Team officials were further impressed when he arrived at spring training with an extra 12 pounds of muscle on a frame that had been gangly in 2005.

"It's a huge advantage," he said of the added strength. "When a guy gets in on you or you hit one off the end of your bat, you can still muscle it into the outfield."

"I think he's definitely a major league player," Werner said. "Whether he'll be a fourth outfielder or a regular is still open to question, I think."

Fiorentino got off to a solid start this season but missed 10 days after he sprained his ankle while sliding into home plate. He's struggled in his return with 23 strikeouts in 110 at-bats through Saturday.

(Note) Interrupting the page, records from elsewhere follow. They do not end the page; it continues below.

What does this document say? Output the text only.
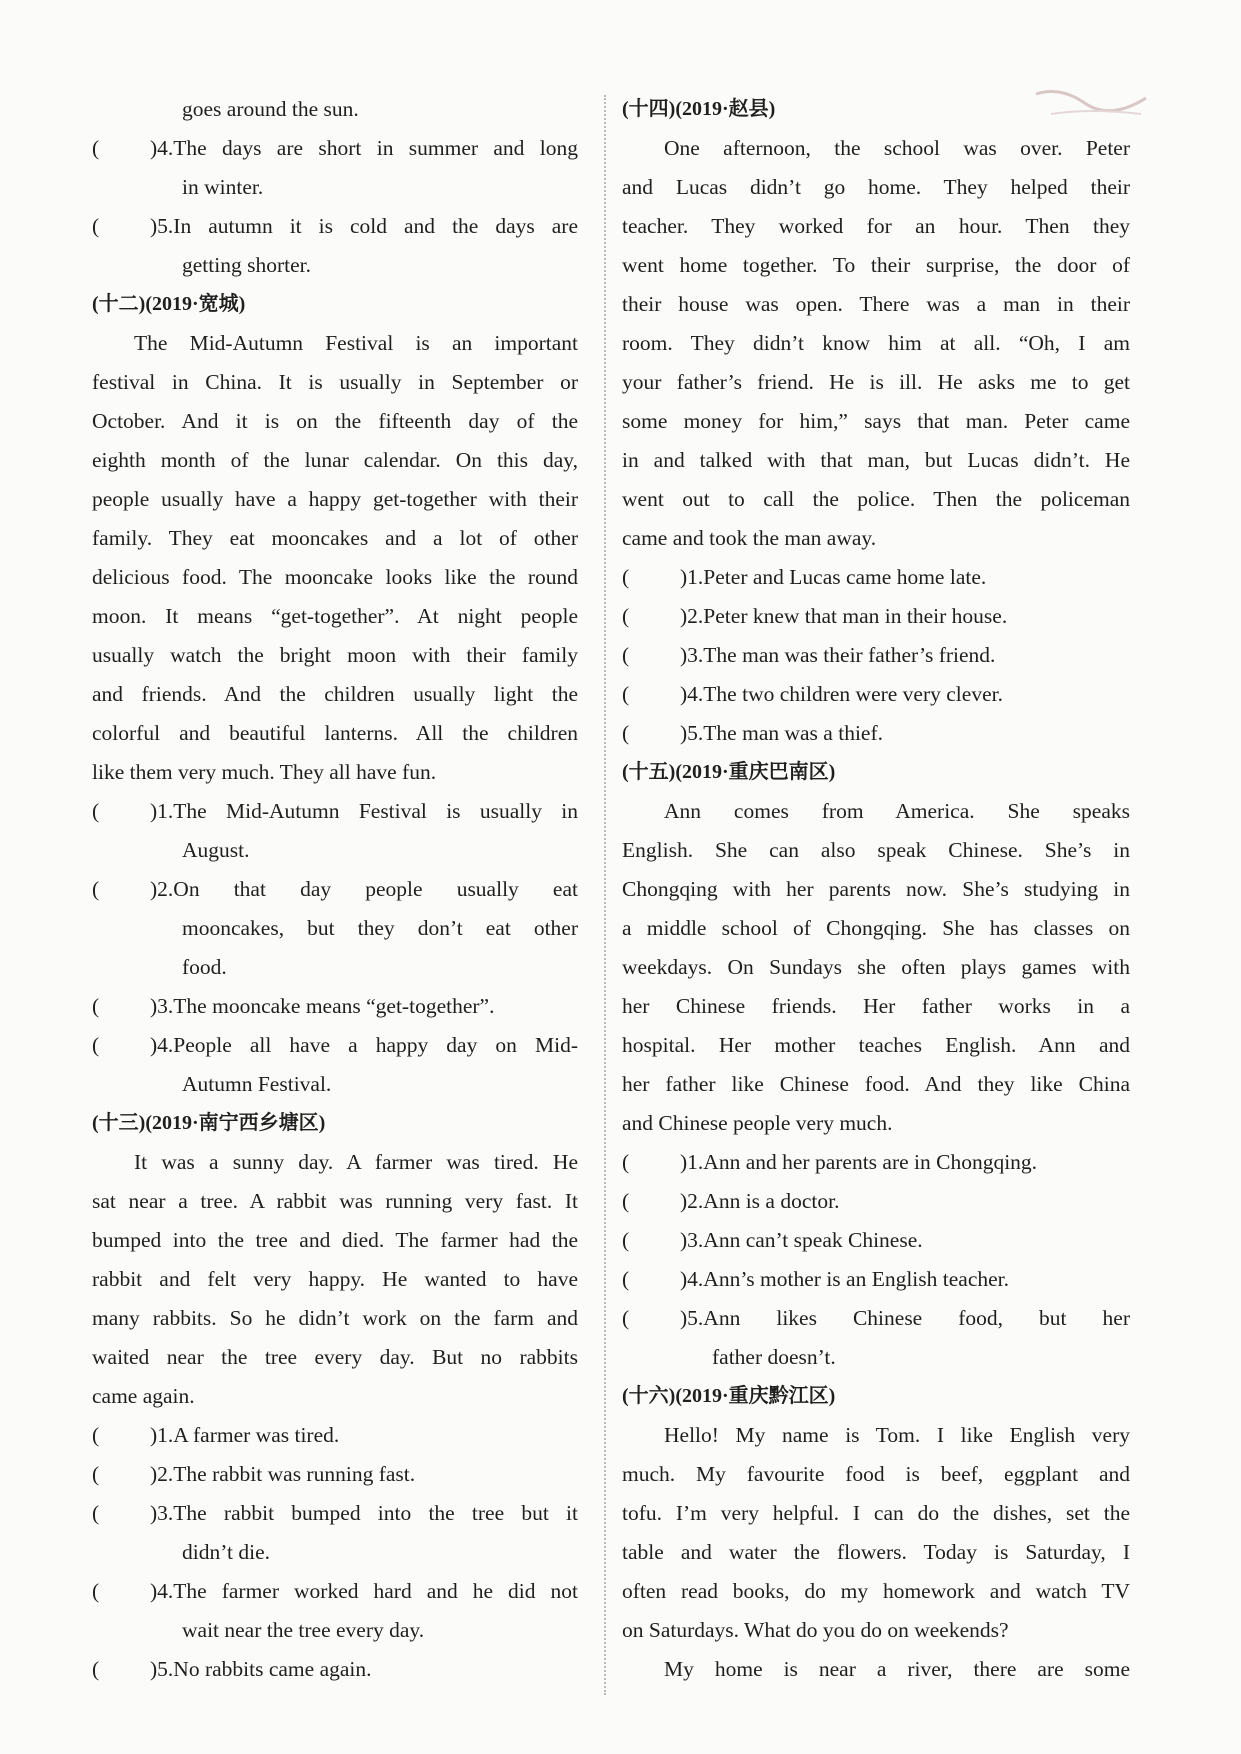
goes around the sun.
(	)4. The days are short in summer and long
in winter.
(	)5. In autumn it is cold and the days are
getting shorter.
(十二)(2019·宽城)
The Mid-Autumn Festival is an important
festival in China. It is usually in September or
October. And it is on the fifteenth day of the
eighth month of the lunar calendar. On this day,
people usually have a happy get-together with their
family. They eat mooncakes and a lot of other
delicious food. The mooncake looks like the round
moon. It means “get-together”. At night people
usually watch the bright moon with their family
and friends. And the children usually light the
colorful and beautiful lanterns. All the children
like them very much. They all have fun.
(	)1. The Mid-Autumn Festival is usually in
August.
(	)2. On that day people usually eat
mooncakes, but they don’t eat other
food.
(	)3. The mooncake means “get-together”.
(	)4. People all have a happy day on Mid-
Autumn Festival.
(十三)(2019·南宁西乡塘区)
It was a sunny day. A farmer was tired. He
sat near a tree. A rabbit was running very fast. It
bumped into the tree and died. The farmer had the
rabbit and felt very happy. He wanted to have
many rabbits. So he didn’t work on the farm and
waited near the tree every day. But no rabbits
came again.
(	)1. A farmer was tired.
(	)2. The rabbit was running fast.
(	)3. The rabbit bumped into the tree but it
didn’t die.
(	)4. The farmer worked hard and he did not
wait near the tree every day.
(	)5. No rabbits came again.
(十四)(2019·赵县)
One afternoon, the school was over. Peter
and Lucas didn’t go home. They helped their
teacher. They worked for an hour. Then they
went home together. To their surprise, the door of
their house was open. There was a man in their
room. They didn’t know him at all. “Oh, I am
your father’s friend. He is ill. He asks me to get
some money for him,” says that man. Peter came
in and talked with that man, but Lucas didn’t. He
went out to call the police. Then the policeman
came and took the man away.
(	)1. Peter and Lucas came home late.
(	)2. Peter knew that man in their house.
(	)3. The man was their father’s friend.
(	)4. The two children were very clever.
(	)5. The man was a thief.
(十五)(2019·重庆巴南区)
Ann comes from America. She speaks
English. She can also speak Chinese. She’s in
Chongqing with her parents now. She’s studying in
a middle school of Chongqing. She has classes on
weekdays. On Sundays she often plays games with
her Chinese friends. Her father works in a
hospital. Her mother teaches English. Ann and
her father like Chinese food. And they like China
and Chinese people very much.
(	)1. Ann and her parents are in Chongqing.
(	)2. Ann is a doctor.
(	)3. Ann can’t speak Chinese.
(	)4. Ann’s mother is an English teacher.
(	)5. Ann likes Chinese food, but her
father doesn’t.
(十六)(2019·重庆黔江区)
Hello! My name is Tom. I like English very
much. My favourite food is beef, eggplant and
tofu. I’m very helpful. I can do the dishes, set the
table and water the flowers. Today is Saturday, I
often read books, do my homework and watch TV
on Saturdays. What do you do on weekends?
My home is near a river, there are some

"I was surprised when he came back and he was struggling," Werner said. "He has such a nice, short swing. You wouldn't expect him to get fooled a lot."

Fiorentino said he had trouble seeing pitches. "And I got into the habit of pulling off the ball a little bit," he said.

Werner wants to see Fiorentino capitalize on his bat speed by waiting longer on breaking pitches.

Despite the struggles, Fiorentino leads the Baysox with six homers, is second with 17 runs and third with 16 RBIs.

He said he's content to work on his game in the minors but is ready to be called up at any time. He was a candidate to be promoted when David Newhan broke his leg in April, but Fiorentino was hurt at the same time.

"I don't feel that I'm too far away," he said. "When I was up there, I didn't feel overmatched. I prepare myself as much as possible, because I know I'm right on the doorstep."

On deck

Orioles fans in North Carolina will be able to catch Ottawa on an eight-game swing in Charlotte and Durham that begins tomorrow night.